One of FSH’s newest initiatives, Pipeline to Power, extends the program to young alumni aged 18-25 as they enter college and, later, begin to build their professional lives.
“Access to college can sometimes be difficult for Black and brown students,” Jordan said. “Our programming is very focused on helping our girls with applications, applying for financial aid, writing their college essays and thinking about the different pathways they can take based on their current interests and needs.
“We also know there is underrepresentation of Black and brown women in mid-level and executive leadership roles,” she added. “Pipeline to Power allows us to mentor our girls throughout college and career (by) tapping into our robust alumni and professional network, and to really match our students with other women who can support them in their professional journeys.”
A recent alumni reunion brought many former students back into the fold; some shared their professional journeys with current students.
“There are a couple of areas we are focusing on,” Jordan said. “One is understanding how you think about leadership skills.

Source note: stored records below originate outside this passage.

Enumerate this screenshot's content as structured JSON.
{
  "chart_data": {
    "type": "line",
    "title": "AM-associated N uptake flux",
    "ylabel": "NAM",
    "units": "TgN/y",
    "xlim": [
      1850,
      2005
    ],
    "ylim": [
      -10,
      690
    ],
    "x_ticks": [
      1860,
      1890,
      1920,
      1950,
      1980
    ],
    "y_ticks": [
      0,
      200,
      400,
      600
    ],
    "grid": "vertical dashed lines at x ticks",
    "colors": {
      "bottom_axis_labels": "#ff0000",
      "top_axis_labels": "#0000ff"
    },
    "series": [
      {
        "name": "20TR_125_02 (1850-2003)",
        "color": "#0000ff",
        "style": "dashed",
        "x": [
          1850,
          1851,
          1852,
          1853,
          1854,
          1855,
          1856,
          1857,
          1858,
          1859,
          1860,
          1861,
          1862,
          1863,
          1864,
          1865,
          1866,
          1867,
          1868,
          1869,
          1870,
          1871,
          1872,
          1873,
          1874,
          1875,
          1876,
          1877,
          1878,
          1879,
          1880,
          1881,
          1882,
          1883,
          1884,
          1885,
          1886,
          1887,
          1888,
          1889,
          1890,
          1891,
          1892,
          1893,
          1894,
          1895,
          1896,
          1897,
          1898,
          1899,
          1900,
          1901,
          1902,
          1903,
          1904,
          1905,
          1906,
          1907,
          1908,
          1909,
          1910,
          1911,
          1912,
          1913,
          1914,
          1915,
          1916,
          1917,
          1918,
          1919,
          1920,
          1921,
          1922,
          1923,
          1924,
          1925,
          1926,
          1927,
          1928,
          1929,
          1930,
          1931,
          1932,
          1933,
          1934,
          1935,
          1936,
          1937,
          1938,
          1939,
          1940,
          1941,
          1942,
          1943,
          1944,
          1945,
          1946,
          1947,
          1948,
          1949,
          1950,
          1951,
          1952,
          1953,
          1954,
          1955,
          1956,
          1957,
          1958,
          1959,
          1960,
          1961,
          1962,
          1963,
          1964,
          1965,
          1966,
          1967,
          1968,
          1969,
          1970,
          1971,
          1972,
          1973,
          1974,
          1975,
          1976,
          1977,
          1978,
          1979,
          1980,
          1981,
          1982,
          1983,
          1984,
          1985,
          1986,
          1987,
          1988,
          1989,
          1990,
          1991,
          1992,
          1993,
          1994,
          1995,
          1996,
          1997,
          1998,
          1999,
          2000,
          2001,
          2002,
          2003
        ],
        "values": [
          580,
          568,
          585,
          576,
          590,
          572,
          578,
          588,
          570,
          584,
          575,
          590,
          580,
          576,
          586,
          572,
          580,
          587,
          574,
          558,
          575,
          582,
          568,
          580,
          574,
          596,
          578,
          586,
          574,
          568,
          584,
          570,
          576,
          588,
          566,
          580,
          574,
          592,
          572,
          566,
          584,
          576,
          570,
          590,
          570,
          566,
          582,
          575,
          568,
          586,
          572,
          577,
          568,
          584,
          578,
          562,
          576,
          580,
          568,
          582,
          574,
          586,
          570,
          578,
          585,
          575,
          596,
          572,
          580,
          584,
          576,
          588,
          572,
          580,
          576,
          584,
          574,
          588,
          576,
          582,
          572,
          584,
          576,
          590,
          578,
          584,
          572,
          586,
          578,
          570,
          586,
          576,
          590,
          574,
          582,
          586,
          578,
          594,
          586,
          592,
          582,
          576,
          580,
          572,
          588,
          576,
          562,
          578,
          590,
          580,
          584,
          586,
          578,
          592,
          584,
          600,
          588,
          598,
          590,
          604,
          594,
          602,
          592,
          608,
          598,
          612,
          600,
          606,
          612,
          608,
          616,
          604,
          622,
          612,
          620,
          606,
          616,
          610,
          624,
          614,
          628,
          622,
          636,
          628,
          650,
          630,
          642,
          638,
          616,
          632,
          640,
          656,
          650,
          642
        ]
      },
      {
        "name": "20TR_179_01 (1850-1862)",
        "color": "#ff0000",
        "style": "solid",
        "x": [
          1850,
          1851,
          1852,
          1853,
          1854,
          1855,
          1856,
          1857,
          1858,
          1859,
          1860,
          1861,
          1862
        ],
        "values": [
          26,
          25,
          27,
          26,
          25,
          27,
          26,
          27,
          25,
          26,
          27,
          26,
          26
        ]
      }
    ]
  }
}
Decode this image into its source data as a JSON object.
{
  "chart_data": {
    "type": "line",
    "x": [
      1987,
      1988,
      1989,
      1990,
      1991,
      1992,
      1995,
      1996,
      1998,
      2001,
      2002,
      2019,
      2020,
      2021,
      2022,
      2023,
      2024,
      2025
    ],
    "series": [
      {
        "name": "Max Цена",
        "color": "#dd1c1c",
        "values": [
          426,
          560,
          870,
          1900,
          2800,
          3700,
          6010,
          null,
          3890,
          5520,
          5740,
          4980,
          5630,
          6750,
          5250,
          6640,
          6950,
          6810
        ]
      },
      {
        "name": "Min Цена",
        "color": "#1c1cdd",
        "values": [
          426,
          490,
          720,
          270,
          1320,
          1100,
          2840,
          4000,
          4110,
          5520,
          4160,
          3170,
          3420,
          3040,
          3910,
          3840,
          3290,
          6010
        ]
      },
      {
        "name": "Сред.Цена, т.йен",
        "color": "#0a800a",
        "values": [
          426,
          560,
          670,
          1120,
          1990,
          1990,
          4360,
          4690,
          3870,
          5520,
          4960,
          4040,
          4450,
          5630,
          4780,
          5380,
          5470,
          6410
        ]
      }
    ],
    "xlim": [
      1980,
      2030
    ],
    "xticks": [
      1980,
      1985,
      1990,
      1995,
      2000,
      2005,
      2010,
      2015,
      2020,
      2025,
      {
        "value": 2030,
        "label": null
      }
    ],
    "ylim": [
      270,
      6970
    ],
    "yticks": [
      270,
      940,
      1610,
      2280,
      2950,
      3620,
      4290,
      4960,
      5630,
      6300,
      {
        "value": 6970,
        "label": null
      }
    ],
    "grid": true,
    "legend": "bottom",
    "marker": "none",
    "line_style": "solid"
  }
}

Another is self-advocacy, and communication tools you can utilize as a woman starting off in a career. … And then there is this sort of alumni career track, which focuses on connecting our students to internships and job opportunities across different professional fields.”
Williams credits FSH’s multi-pronged approach with helping her launch her own professional career.
“I probably wouldn’t have said ‘yes’ to an interview like this when I was younger,” she said. “Just being able to have those public speaking skills, and that sisterhood — the feeling of not being judged by the world, that everyone is just there to hear you speak and share ideas — was what kept me with the program and still working with it after I graduated.”